Thursday, May 29, 2008

Summer 2007 Car Trip - 14

Next up on our agenda were the ruins of Mitla, located in the town of San Pablo Villa de Mitla, about 26 miles southeast of the city of Oaxaca.

Our route took us through the flat, dusty hot roads in one of the valleys that ring the Sierra de Juarez.

We once again had to cross a different section of indigenous land. I was particularly impressed with how they made fences out of cactus. Ever since I saw this, I refer to this type of cactus as fencepost cactus. They are cheap, easy to maintain and certainly keep the livestock in the yard!

Although the area of Mitla has been occupied since time immemorial, the ruins we see today were built during the post classic period of 900-1519 BC. In the typical Spanish style, most of the buildings were taken apart and a Catholic Church was built on the spot, made out of the bricks and blocks of the previous culture's building.

This view out the door of one of the main buildings shows two things: how far they could see into the valley and thus be warned of approaching marauders and how small these people must have been. These doorways were all only about four feet high.

The different chambers were long and narrow. I was impressed that the interior of the buildings was as well and intricately decorated as the outsides were.

Besides a Blogger at work, we see here the columns that once supported the ceiling.

More shots of the outside of buildings. Notice that some of the original color still remains.

These motifs were so drastically different from what I am used to seeing here on the Yucatan Peninsula. The Mayans here used more gods and hieroglyphics in their decorations.

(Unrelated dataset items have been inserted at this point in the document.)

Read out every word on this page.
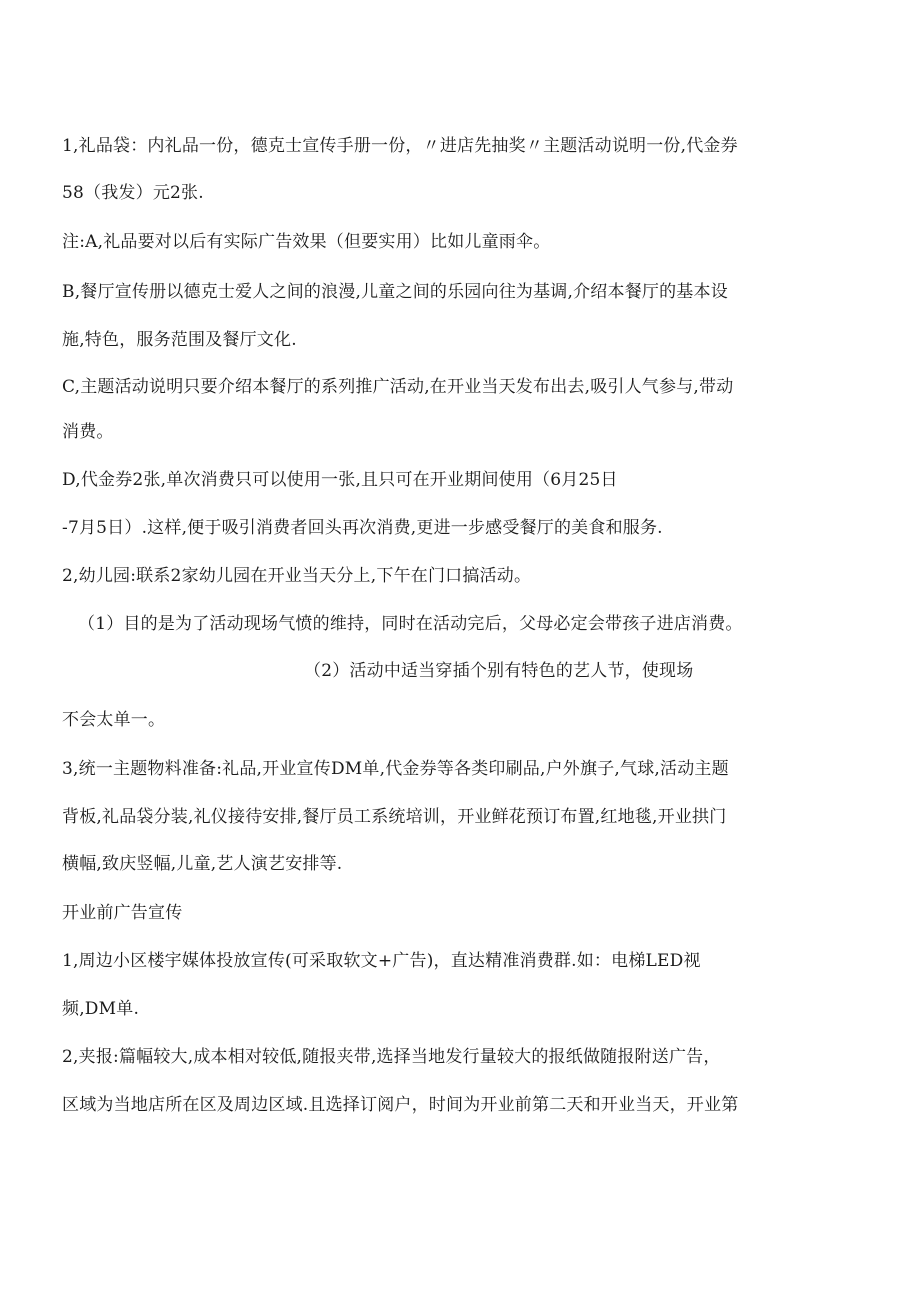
1,礼品袋：内礼品一份，德克士宣传手册一份，〃进店先抽奖〃主题活动说明一份,代金券
58（我发）元2张.
注:A,礼品要对以后有实际广告效果（但要实用）比如儿童雨伞。
B,餐厅宣传册以德克士爱人之间的浪漫,儿童之间的乐园向往为基调,介绍本餐厅的基本设
施,特色，服务范围及餐厅文化.
C,主题活动说明只要介绍本餐厅的系列推广活动,在开业当天发布出去,吸引人气参与,带动
消费。
D,代金券2张,单次消费只可以使用一张,且只可在开业期间使用（6月25日
-7月5日）.这样,便于吸引消费者回头再次消费,更进一步感受餐厅的美食和服务.
2,幼儿园:联系2家幼儿园在开业当天分上,下午在门口搞活动。
（1）目的是为了活动现场气愤的维持，同时在活动完后，父母必定会带孩子进店消费。
（2）活动中适当穿插个别有特色的艺人节，使现场
不会太单一。
3,统一主题物料准备:礼品,开业宣传DM单,代金券等各类印刷品,户外旗子,气球,活动主题
背板,礼品袋分装,礼仪接待安排,餐厅员工系统培训，开业鲜花预订布置,红地毯,开业拱门
横幅,致庆竖幅,儿童,艺人演艺安排等.
开业前广告宣传
1,周边小区楼宇媒体投放宣传(可采取软文+广告)，直达精准消费群.如：电梯LED视
频,DM单.
2,夹报:篇幅较大,成本相对较低,随报夹带,选择当地发行量较大的报纸做随报附送广告，
区域为当地店所在区及周边区域.且选择订阅户，时间为开业前第二天和开业当天，开业第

One of the more interesting features available to the tourist at these ruins is the burial chamber. There is a hole in the ground of the central square around which all the buildings are placed. There are steep, narrow stairs that lead down to a tiny opening in the wall. Maybe 3' x '3 at the most. This is actually the opening of a tunnel that you either have to crawl along or do a duck walk. This only lasts a short distance (though it seems longer when you are in it!) and then you can stand up. Well, not for me. But if you were 4' 2" or smaller, you could have. Most of us had to walk around crouched over to view the various burial chambers. There were three of them, arranged in a T formation. There were still cement caskets in them but I seriously doubt that any priest still was in them. Who knows though.

After a very hot but decidedly interesting visit, we loaded up in the van again and headed out for the next stop......a mezcal factory!

To get a slightly more in depth overview of the history of Mitla, go here.


Charles Sipe said...

Those are amazing. What is your favorite place that you have visited in Mexico?

wayne said...

Charles: that's a hard question to answer. I have several places that stand out. One being the Baja Sur peninsula. The other is a tiny little village south of Acapulco called Juan Alvarez. Favorite city? Probably San Cristobal de las Casas in Chiapas. But this list could change at any point!